I figure the query is just seeing the count for the Poor rating as a Null rather than a 0; anyone know how I can force it to see it as a 0 instead?

Here's the query I'm using:

SELECT tblCateg.sCatDesc, Count(Ratings.IN_Category) AS CountOfIN_Category
FROM tblCateg LEFT JOIN Ratings ON tblCateg.sCatDesc = Ratings.IN_Category
WHERE (((Ratings.RatingDT) Between #1/1/2007# And #3/31/2007#))
GROUP BY tblCateg.sCatDesc;
 
in here: nz(Count(Rating.IN_Category)) AS CountOfIN_Category ? That didn't seem to work either... so I guess it's not looking it as null?
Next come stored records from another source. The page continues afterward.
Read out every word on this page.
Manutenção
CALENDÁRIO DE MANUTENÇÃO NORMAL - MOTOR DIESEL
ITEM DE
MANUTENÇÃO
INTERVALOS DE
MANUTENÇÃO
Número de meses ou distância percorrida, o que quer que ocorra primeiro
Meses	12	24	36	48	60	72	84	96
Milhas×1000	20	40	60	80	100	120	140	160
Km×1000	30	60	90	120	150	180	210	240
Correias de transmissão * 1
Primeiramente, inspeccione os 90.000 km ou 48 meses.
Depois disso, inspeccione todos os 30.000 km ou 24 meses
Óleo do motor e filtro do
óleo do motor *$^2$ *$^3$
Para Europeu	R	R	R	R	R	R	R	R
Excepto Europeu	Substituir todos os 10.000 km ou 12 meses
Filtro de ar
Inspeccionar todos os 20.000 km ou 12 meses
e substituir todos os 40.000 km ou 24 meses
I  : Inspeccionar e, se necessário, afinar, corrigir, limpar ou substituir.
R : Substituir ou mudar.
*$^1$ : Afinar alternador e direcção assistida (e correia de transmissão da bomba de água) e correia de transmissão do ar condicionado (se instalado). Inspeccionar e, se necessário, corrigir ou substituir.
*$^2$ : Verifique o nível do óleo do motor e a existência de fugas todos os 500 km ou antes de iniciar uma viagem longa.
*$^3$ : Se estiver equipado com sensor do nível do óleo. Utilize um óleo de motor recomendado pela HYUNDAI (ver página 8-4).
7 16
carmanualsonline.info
It just doesn't want to display 0's?
 
Ah, I did ask same question so long ago.

Basically you need two query.

First, do a count of everything you need.
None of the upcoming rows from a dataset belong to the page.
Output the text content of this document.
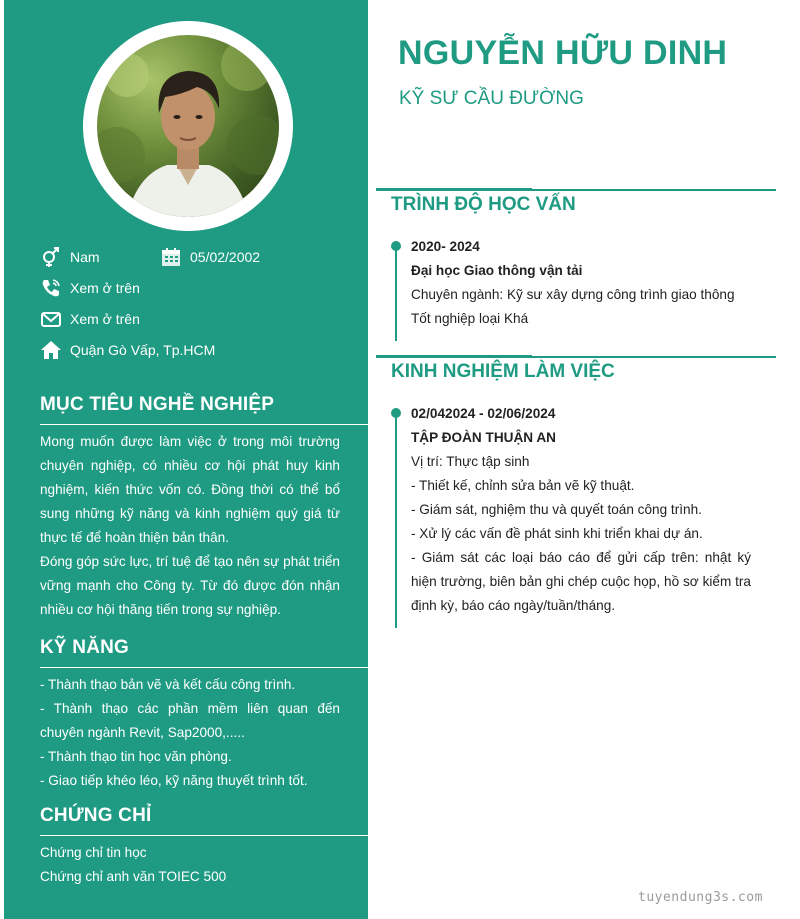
Nam	05/02/2002
Xem ở trên
Xem ở trên
Quận Gò Vấp, Tp.HCM
MỤC TIÊU NGHỀ NGHIỆP

Mong muốn được làm việc ở trong môi trường chuyên nghiệp, có nhiều cơ hội phát huy kinh nghiệm, kiến thức vốn có. Đồng thời có thể bổ sung những kỹ năng và kinh nghiệm quý giá từ thực tế để hoàn thiện bản thân.

Đóng góp sức lực, trí tuệ để tạo nên sự phát triển vững mạnh cho Công ty. Từ đó được đón nhận nhiều cơ hội thăng tiến trong sự nghiệp.

KỸ NĂNG

- Thành thạo bản vẽ và kết cấu công trình.

- Thành thạo các phần mềm liên quan đến chuyên ngành Revit, Sap2000,.....

- Thành thạo tin học văn phòng.

- Giao tiếp khéo léo, kỹ năng thuyết trình tốt.

CHỨNG CHỈ

Chứng chỉ tin học

Chứng chỉ anh văn TOIEC 500

NGUYỄN HỮU DINH
KỸ SƯ CẦU ĐƯỜNG
TRÌNH ĐỘ HỌC VẤN
2020- 2024
Đại học Giao thông vận tải
Chuyên ngành: Kỹ sư xây dựng công trình giao thông
Tốt nghiệp loại Khá
KINH NGHIỆM LÀM VIỆC
02/042024 - 02/06/2024
TẬP ĐOÀN THUẬN AN
Vị trí: Thực tập sinh
- Thiết kế, chỉnh sửa bản vẽ kỹ thuật.
- Giám sát, nghiệm thu và quyết toán công trình.
- Xử lý các vấn đề phát sinh khi triển khai dự án.
- Giám sát các loại báo cáo để gửi cấp trên: nhật ký hiện trường, biên bản ghi chép cuộc họp, hồ sơ kiểm tra định kỳ, báo cáo ngày/tuần/tháng.
tuyendung3s.com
Now, create a second query that has the first query and the table with rows where you want to group by. Join them again so that the all records from table are included. Use Nz() for the query's count.

The reason why you can't do this in single query is because relatively speaking there's no such nothing as "null counts". Access simply discards whatever rows that has zero count, so even catching for null won't stop Access from discarding those rows (though it's a must if you are concerned about null propagation). You therefore need to tell Access that you want each row listed, and whereever Access finds a row that has no count match, it's being designated as null, which you now can catch with Nz().

HTH.
 
Hm... so if I'm understanding this correctly, have my query in the first post (with join and all) and then create a second query that has the nz() function? If so, I don't think I did it right, haha. Here's the code for the 2nd query:

SELECT nz([Pre Parent].CountOfIN_Category) AS Counter
FROM rating, [Pre Parent] INNER JOIN tblCateg ON [Pre Parent].sCatDesc = tblCateg.sCatDesc;

It just displayed 17 and 7's 186 times.
 
I think Banana is giving you a bit too much information. You were on the right lines at the beginning. The problem is that you have tried to do this all in one query. You would need to add a subquery to make it work. Since I'm a hacker and not a programmer, I do it the long way with two queries. So....
Create an aggregate query that returns your count. Probably going to be
SELECT Ratings.IN_Category, Count(Ratings.IN_Category) AS CountOfIN_Category
FROM Ratings
WHERE (((Ratings.RatingDT) Between #1/1/2007# And #3/31/2007#))
GROUP BY Ratings.IN_Category;

Then create a second query that joins tblCateg with a left join to the first query.
 
Cool ^^ It got all 3 categories to appear, though Strength's count is still blank. I wonder if that'll cause problems when attempting to build a graph off it...

--Nope! Works perfectly fine! Thank you veeeery much, haha!
 
don't forget to set the default parameter for the nz function

nz(fieldname,0)
 
Ahh, ",0" I forgot that part... I guess that makes sense. thanks, haha.
 
Nz() defaults to ",0" if you miss out that parameter, so it depends how much typing you want to do!